Über die Demos vor dem Haus einer thüringischen Ministerin sagt die FDP-Politikerin klipp und klar: „Es muss auch Leute geben dürfen, die völlig anderer Meinung sind, aber das ist eine Übergriffigkeit, die wir in keiner Form dulden können!“

Sie selbst werde von Briefeschreibern attackiert, die sogar ihren Klarnamen daruntersetzten, berichtet Strack-Zimmermann, und „die ich angerufen habe. Die natürlich verstört waren. Wahrscheinlich haben sie gedacht, das sei ein Telefonjoke. Ich habe mich bemüht, mal ins Gespräch zu kommen. Keine Chance!“

Klarste Ansage

„Wir schulden es unserer Bevölkerung, einen Schutz anzubieten, sodass wir nicht von Welle zu Welle weitergehen“, stellt Lauterbach energisch fest.

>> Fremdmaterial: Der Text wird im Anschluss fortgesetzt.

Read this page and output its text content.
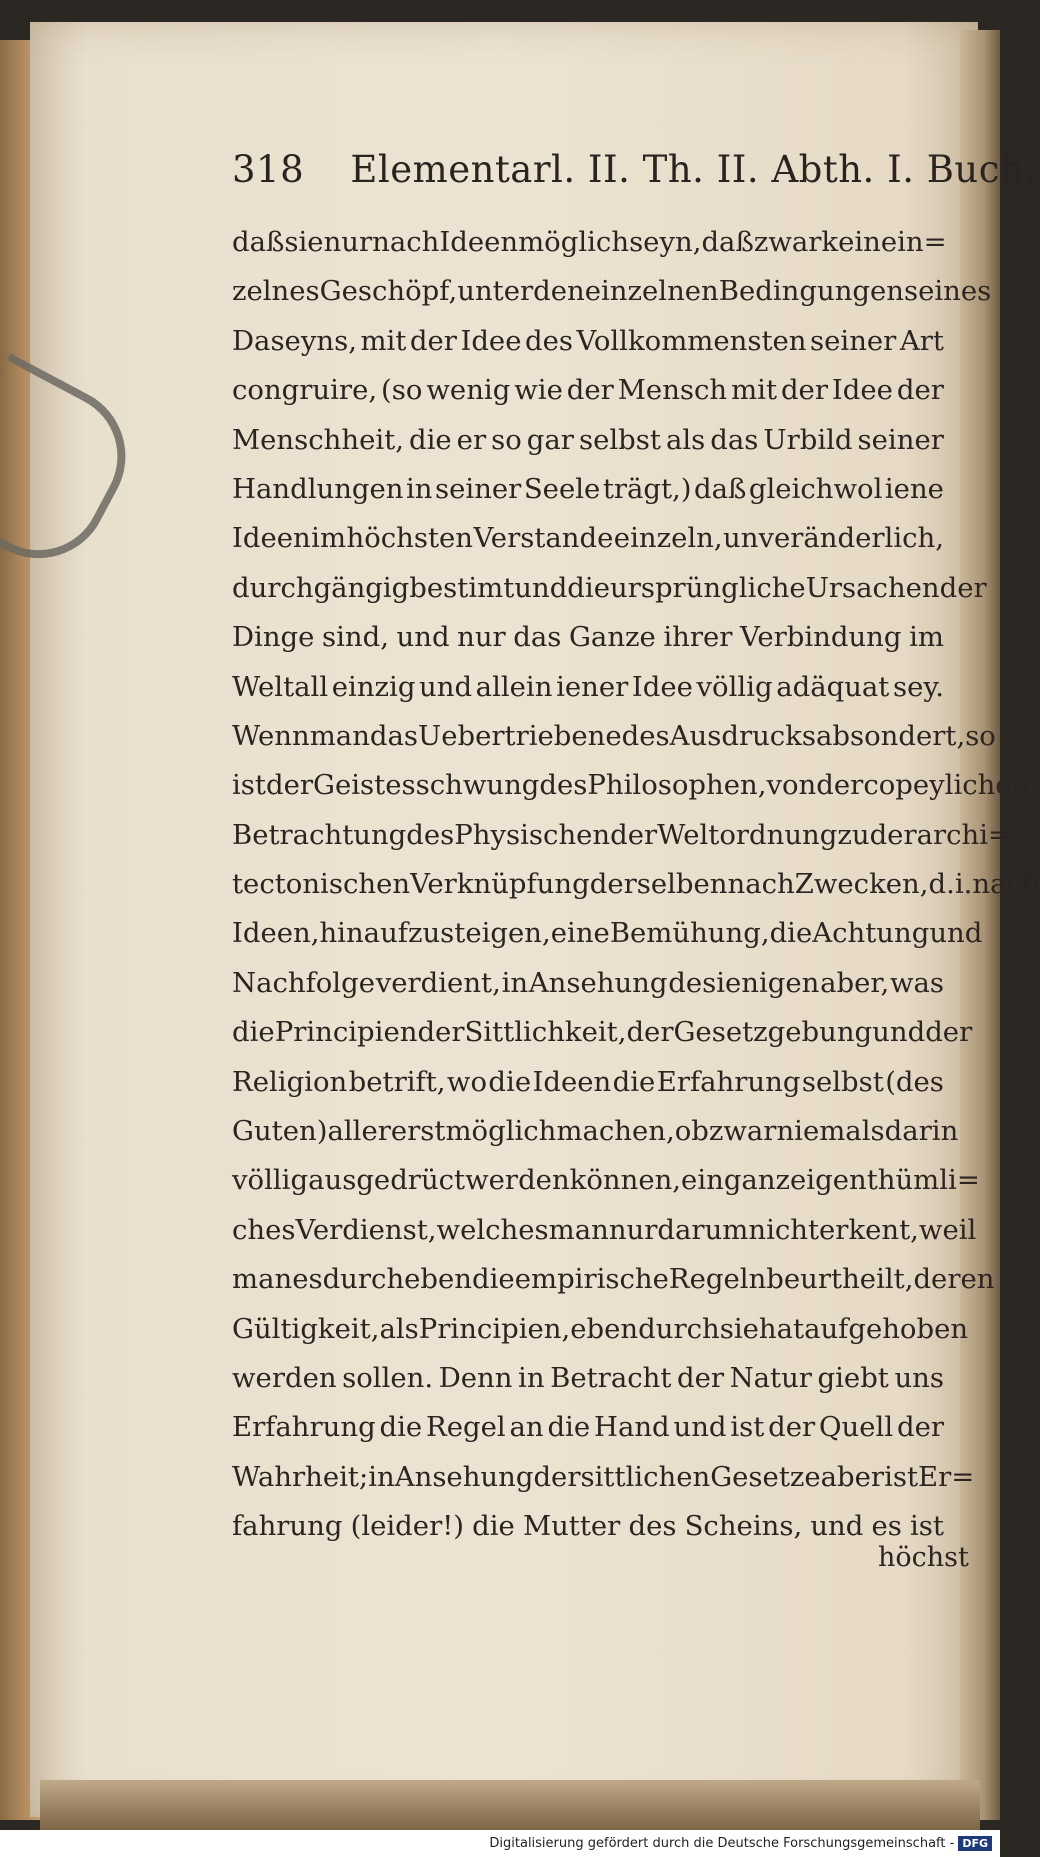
318 Elementarl. II. Th. II. Abth. I. Buch.
daß sie nur nach Ideen möglich seyn, daß zwar kein ein=
zelnes Geschöpf, unter den einzelnen Bedingungen seines
Daseyns, mit der Idee des Vollkommensten seiner Art
congruire, (so wenig wie der Mensch mit der Idee der
Menschheit, die er so gar selbst als das Urbild seiner
Handlungen in seiner Seele trägt,) daß gleichwol iene
Ideen im höchsten Verstande einzeln, unveränderlich,
durchgängig bestimt und die ursprüngliche Ursachen der
Dinge sind, und nur das Ganze ihrer Verbindung im
Weltall einzig und allein iener Idee völlig adäquat sey.
Wenn man das Uebertriebene des Ausdrucks absondert, so
ist der Geistesschwung des Philosophen, von der copeylichen
Betrachtung des Physischen der Weltordnung zu der archi=
tectonischen Verknüpfung derselben nach Zwecken, d. i. nach
Ideen, hinaufzusteigen, eine Bemühung, die Achtung und
Nachfolge verdient, in Ansehung desienigen aber, was
die Principien der Sittlichkeit, der Gesetzgebung und der
Religion betrift, wo die Ideen die Erfahrung selbst (des
Guten) allererst möglich machen, obzwar niemals darin
völlig ausgedrüct werden können, ein ganz eigenthümli=
ches Verdienst, welches man nur darum nicht erkent, weil
man es durch eben die empirische Regeln beurtheilt, deren
Gültigkeit, als Principien, eben durch sie hat aufgehoben
werden sollen. Denn in Betracht der Natur giebt uns
Erfahrung die Regel an die Hand und ist der Quell der
Wahrheit; in Ansehung der sittlichen Gesetze aber ist Er=
fahrung (leider!) die Mutter des Scheins, und es ist
höchst
Digitalisierung gefördert durch die Deutsche Forschungsgemeinschaft - DFG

Sein Ziel sei, „so schnell wie möglich die Bevölkerung so gut zu immunisieren, dass wir die Delta-Welle abschließen, mit möglichst wenigen Toten; dass wir die Omikron-Welle, wenn irgend möglich, noch vermeiden; und dass wir auch noch einen guten Schutz vor weiteren Wellen haben.“

Wichtigste Ankündigung

„Den Impfstoff müssen wir vorab besorgen, sogar auf Reserve, mit Vorräten“, erklärt Lauterbach weiter. „Wenn wir ihn nicht komplett brauchen, können wir ihn immer noch spenden.“

„Der Impfstoff ist neun Monate lagerbar, tiefgekühlt“ berichtet der Minister weiter. Delta und Omikron wirklich effektiv zu bekämpfen sei aus seiner Sicht „nur möglich mit den zwei Säulen Boosterimpfung und Impfpflicht.“

„ZEIT“-Journalistin Tina Hildebrandt nennt Lauterbach eine „gesundheitspolitische Wundertüte“

„ZEIT“-Journalistin Tina Hildebrandt nennt Lauterbach eine „gesundheitspolitische Wundertüte“

Foto: ZDF

Offenste Kampfansage

Danach fordert Lauterbach ohne Umschweife „die Impfpflicht auch im Konflikt“. Denn: „Ich glaube, dass das erhebliche Widerstände bringen wird, aber der Punkt ist jetzt erreicht.“

Denn, so der Minister: „Wir sind jetzt wirklich in einer so prekären Lage, auch mit der Omikron-Variante, die auch noch die Kinder gefährden kann, dass wir sagen müssen: O.k., dann muss der Staat in diesen Konflikt gehen!“

Zitat des Abends

„Die Ungeimpften trifft es jetzt ganz hart.“ Karl Lauterbach

Fazit

Wichtige Informationen, klare Standpunkte, deutliche Kritik und kräftige Pikse gegen die Schwarmdummheit: Das war ein Talk der Kategorie „Rundschlag“.